By early this month, Foxconn’s offer had risen to 10,000 yuan (US$1,400) for newly hired employees who wanted to quit and return home, the finance news outlet Cailianshe reported, citing unidentified recruiting agents. But many stayed — until this week, at least. On Wednesday, workers were heard in a video saying that Foxconn had failed to honor its promise of an attractive bonus and pay package after they arrived to work at the plant. 

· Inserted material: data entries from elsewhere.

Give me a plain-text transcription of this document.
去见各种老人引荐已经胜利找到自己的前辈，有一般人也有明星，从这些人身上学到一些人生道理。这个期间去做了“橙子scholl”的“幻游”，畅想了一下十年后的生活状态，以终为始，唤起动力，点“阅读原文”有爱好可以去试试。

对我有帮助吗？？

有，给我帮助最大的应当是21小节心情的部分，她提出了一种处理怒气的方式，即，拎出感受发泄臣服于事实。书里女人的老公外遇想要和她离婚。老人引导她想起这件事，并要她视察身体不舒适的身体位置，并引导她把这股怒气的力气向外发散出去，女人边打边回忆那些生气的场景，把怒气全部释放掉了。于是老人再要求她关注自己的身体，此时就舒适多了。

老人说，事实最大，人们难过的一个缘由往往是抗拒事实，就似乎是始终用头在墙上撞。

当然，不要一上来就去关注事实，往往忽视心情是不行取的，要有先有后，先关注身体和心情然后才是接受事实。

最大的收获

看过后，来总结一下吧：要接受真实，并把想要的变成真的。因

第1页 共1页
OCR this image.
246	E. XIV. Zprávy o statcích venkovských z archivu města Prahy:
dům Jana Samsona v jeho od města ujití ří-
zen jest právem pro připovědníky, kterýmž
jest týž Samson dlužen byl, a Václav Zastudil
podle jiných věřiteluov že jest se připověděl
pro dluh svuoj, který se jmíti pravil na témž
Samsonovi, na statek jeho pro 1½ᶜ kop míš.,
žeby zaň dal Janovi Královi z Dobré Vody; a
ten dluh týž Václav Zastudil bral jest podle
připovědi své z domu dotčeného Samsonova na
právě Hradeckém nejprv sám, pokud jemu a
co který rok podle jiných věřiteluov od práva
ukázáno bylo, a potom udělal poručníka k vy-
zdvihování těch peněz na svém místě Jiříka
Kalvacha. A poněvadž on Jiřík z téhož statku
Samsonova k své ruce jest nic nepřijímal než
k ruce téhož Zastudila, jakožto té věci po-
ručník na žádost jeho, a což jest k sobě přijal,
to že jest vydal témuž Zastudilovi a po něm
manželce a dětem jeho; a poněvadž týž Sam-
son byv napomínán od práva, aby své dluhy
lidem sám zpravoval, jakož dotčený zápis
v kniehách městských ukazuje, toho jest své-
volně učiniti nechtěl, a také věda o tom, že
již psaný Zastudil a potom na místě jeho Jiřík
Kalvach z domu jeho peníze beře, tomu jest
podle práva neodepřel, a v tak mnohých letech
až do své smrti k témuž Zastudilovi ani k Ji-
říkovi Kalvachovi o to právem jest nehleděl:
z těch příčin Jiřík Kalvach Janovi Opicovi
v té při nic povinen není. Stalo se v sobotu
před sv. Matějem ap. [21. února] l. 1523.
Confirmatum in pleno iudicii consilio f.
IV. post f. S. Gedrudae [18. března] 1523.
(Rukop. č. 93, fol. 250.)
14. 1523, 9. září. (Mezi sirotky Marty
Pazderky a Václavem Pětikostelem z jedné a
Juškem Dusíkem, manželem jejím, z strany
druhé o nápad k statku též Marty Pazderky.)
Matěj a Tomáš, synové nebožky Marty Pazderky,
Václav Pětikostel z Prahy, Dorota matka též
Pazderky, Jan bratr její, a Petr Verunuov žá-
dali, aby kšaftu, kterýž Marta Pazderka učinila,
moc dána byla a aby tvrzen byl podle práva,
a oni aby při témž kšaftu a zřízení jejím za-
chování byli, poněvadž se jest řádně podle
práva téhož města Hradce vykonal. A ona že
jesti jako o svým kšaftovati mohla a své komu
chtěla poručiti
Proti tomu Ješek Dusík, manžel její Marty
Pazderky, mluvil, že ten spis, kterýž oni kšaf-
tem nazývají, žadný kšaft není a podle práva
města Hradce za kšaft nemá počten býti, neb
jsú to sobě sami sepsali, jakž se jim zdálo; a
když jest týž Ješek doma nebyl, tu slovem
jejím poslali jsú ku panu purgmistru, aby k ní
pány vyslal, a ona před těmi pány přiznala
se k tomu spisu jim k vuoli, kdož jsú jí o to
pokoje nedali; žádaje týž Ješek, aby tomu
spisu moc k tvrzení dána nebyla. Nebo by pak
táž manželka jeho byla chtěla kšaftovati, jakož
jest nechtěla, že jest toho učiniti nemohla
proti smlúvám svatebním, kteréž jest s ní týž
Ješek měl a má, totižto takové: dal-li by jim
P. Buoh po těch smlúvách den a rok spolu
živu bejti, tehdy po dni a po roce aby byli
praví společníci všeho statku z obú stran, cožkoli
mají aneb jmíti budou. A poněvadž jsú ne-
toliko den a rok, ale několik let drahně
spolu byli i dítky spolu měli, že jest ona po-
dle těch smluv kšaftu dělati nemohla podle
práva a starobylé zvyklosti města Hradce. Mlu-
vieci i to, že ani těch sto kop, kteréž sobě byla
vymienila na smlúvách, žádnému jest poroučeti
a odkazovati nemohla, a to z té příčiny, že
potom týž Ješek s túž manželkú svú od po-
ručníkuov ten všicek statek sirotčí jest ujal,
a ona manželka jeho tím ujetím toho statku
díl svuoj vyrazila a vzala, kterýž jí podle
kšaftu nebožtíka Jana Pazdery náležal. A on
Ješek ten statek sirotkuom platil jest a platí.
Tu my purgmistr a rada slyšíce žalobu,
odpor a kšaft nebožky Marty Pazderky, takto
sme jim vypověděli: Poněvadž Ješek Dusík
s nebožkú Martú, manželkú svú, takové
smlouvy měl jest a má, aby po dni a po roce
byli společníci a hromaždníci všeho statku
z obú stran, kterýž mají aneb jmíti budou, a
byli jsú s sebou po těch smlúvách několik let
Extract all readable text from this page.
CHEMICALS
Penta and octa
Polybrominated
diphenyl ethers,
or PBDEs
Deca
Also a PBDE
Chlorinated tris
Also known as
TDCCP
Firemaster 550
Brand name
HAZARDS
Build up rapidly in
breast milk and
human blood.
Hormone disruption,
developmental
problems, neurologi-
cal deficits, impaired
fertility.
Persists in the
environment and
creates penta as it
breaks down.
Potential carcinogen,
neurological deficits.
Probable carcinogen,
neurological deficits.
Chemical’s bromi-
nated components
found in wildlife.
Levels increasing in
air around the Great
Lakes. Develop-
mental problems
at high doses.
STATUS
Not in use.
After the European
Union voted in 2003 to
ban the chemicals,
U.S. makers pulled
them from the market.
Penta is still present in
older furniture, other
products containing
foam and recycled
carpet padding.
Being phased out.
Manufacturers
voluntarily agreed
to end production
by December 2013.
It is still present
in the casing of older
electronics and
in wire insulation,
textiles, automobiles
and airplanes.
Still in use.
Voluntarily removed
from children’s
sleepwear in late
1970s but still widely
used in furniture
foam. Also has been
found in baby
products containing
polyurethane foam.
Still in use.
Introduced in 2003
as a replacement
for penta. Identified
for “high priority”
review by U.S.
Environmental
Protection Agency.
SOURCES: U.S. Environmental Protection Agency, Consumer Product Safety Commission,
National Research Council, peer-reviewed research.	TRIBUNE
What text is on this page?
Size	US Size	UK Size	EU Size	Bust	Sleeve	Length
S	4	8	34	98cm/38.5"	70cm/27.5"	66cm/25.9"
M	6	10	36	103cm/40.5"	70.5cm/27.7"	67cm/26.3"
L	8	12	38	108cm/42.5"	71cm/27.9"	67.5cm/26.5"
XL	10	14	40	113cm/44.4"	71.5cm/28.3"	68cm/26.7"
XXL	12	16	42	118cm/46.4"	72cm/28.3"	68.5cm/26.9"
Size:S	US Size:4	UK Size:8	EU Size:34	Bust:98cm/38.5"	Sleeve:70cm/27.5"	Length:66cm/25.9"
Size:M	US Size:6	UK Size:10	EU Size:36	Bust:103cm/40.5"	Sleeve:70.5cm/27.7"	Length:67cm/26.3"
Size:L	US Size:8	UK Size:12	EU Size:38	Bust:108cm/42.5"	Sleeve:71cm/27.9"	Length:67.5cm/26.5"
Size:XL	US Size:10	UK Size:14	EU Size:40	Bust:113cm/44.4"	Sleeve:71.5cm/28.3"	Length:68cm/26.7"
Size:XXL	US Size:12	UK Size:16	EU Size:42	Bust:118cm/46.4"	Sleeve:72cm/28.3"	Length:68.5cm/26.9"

Bloomberg, quoting Natixis’ chief Asia Pacific economist Alicia Garcia Herrero said that while Foxconn’s troubles have drawn the most attention because of the company’s prominence and size, its struggles also suggest that others may be having even more trouble operating within the parameters of China’s policies. “You see cases like Foxconn, and every company is now asking themselves, ‘Will that happen to me?’” 

“Any company that depends on manufacturing has to consider alternatives. It will be costly, but it will be less costly than only relying on China and then China doesn’t open up.” Herrero even suggested that China’s economy could still take a year to 18 months to open up, and that could spell doom for both Apple and Foxconn. The upside is that Apple, under the helm of Tim Cook, has been developing alternatives in its supply chains.

Assembly partners such as Foxconn are now making more iPhone 14 models in India than any previous generation, and are beginning to use the country as an export base. The same Taiwanese giant is also expanding in Vietnam and Thailand, to further support Apple.